If a socialist democracy is to be genuine at all, it is be the product of extremely broad masses of people. It will be learned and spoken by them in their own language and in their own ways of communicating, which in fact quite often might be unfamiliar to the "correct" political "experts". The right idea will be known when an overwhelming number of people have adopted it, much like the best performing car, deodorant, lawn mower or building material is found. Only then can anyone call it the right idea. Though experience matters and leadership is essential, to hold in this day that the right to contibute to a written political discussion must come second to the ability of "leaders" to first screen and proofread all such contributions is to make a mockery of the word radical.

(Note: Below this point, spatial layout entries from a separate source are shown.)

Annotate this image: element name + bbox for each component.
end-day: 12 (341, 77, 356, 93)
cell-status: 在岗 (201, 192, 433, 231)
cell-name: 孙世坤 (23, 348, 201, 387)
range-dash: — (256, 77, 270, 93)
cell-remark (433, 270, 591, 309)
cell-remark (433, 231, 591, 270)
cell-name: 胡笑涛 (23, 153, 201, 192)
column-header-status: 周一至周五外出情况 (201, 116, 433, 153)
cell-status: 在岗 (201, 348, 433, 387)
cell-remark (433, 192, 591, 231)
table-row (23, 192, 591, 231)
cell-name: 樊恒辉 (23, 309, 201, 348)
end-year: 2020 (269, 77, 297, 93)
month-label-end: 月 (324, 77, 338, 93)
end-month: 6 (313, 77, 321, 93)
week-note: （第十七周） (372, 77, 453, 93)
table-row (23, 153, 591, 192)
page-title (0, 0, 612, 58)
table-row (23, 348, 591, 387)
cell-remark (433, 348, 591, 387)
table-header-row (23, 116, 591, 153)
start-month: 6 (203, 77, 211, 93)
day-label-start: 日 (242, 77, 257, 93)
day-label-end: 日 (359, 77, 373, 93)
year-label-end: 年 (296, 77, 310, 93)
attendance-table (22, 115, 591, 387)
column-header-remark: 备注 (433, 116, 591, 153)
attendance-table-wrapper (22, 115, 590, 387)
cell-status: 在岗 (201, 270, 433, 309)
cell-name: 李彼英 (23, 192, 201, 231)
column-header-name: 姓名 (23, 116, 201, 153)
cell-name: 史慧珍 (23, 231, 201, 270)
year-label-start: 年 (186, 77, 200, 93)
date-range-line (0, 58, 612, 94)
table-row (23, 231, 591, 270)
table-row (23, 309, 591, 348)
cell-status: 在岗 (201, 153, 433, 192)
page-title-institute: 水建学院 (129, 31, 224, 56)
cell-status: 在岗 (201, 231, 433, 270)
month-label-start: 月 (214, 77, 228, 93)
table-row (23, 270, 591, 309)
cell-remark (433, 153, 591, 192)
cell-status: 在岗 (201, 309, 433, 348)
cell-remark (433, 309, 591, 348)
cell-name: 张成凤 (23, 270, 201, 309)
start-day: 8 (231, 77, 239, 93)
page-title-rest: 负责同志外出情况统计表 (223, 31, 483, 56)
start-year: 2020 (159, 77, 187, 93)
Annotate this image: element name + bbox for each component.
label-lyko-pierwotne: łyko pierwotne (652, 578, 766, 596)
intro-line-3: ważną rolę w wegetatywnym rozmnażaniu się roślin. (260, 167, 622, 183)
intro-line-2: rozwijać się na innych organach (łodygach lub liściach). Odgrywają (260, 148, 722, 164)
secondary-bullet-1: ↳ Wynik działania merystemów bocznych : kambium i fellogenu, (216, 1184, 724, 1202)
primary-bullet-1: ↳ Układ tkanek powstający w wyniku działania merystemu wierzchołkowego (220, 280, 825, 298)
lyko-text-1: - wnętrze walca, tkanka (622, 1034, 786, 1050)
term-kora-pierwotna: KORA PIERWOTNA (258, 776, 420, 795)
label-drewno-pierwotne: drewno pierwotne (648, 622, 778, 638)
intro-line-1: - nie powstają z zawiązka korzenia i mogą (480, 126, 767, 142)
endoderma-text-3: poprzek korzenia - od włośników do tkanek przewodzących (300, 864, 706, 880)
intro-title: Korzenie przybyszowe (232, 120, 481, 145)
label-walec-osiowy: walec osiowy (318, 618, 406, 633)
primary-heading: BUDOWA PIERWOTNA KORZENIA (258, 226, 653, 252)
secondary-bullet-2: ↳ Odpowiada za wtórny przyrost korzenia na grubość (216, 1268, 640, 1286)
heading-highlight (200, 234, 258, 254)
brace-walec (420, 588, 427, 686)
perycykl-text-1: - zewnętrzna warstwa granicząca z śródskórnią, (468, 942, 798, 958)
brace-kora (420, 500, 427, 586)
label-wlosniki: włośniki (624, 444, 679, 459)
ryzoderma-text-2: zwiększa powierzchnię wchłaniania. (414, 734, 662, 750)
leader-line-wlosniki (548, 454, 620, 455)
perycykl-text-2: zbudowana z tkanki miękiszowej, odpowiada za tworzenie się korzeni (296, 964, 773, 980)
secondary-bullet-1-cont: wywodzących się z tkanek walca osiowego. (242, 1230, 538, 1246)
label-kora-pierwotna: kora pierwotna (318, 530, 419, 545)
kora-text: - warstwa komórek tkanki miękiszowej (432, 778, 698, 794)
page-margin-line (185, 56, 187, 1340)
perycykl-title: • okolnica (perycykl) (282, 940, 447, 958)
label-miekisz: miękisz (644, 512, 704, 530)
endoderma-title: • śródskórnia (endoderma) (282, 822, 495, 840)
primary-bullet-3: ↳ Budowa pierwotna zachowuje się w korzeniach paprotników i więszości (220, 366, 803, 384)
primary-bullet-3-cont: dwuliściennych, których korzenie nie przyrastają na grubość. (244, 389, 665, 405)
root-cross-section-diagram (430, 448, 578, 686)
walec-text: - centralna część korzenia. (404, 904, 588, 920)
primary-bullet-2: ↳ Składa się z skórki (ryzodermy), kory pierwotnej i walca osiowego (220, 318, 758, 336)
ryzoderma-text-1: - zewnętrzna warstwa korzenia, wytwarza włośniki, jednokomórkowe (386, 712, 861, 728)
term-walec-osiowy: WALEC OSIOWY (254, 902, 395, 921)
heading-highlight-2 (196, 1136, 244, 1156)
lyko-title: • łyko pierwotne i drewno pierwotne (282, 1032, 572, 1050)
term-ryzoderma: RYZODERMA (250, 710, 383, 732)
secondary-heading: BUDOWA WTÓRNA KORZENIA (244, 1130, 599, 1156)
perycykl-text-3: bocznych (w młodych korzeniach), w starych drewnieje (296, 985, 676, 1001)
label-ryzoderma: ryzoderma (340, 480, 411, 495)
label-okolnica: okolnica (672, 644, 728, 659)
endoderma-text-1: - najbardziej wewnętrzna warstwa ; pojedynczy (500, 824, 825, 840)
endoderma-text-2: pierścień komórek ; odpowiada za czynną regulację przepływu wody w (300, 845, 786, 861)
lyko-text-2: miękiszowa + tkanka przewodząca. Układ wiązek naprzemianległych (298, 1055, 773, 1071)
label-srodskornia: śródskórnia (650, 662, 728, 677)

In closing, I would like to remind the comradely reader that I make these suggestions not because I am endevouring to be a heritical deviant from Lenin's theory of the paper. In fact I am quite a fan of his theory and I completely agree with it. Lenin's analysis was fresh because he was looking at the world around him and summerizing the challenges he saw based on how people lived and communicated 111 years ago. We need to do the same thing and continue to look at the world with fresh eyes.
To do that can be quite a challenge! Far too often amid contemporary darkness do radicals bury themselves in the formulations of the past, attempting to find a purity to revive today. In doing so we can wind up glorifying the ossified, passed down product, forgetting the process that lead to its creation. We place hardened basalt under microscopes, yet know nothing of the life and temper of a volcano. We pick apart the contents of a petrified excresion, unable to behold the grace of the animal that walked by so long ago!
To build today's "scaffolding," we'll need all the latest materials and techniques. The ones that people are actually using might be a good place to start.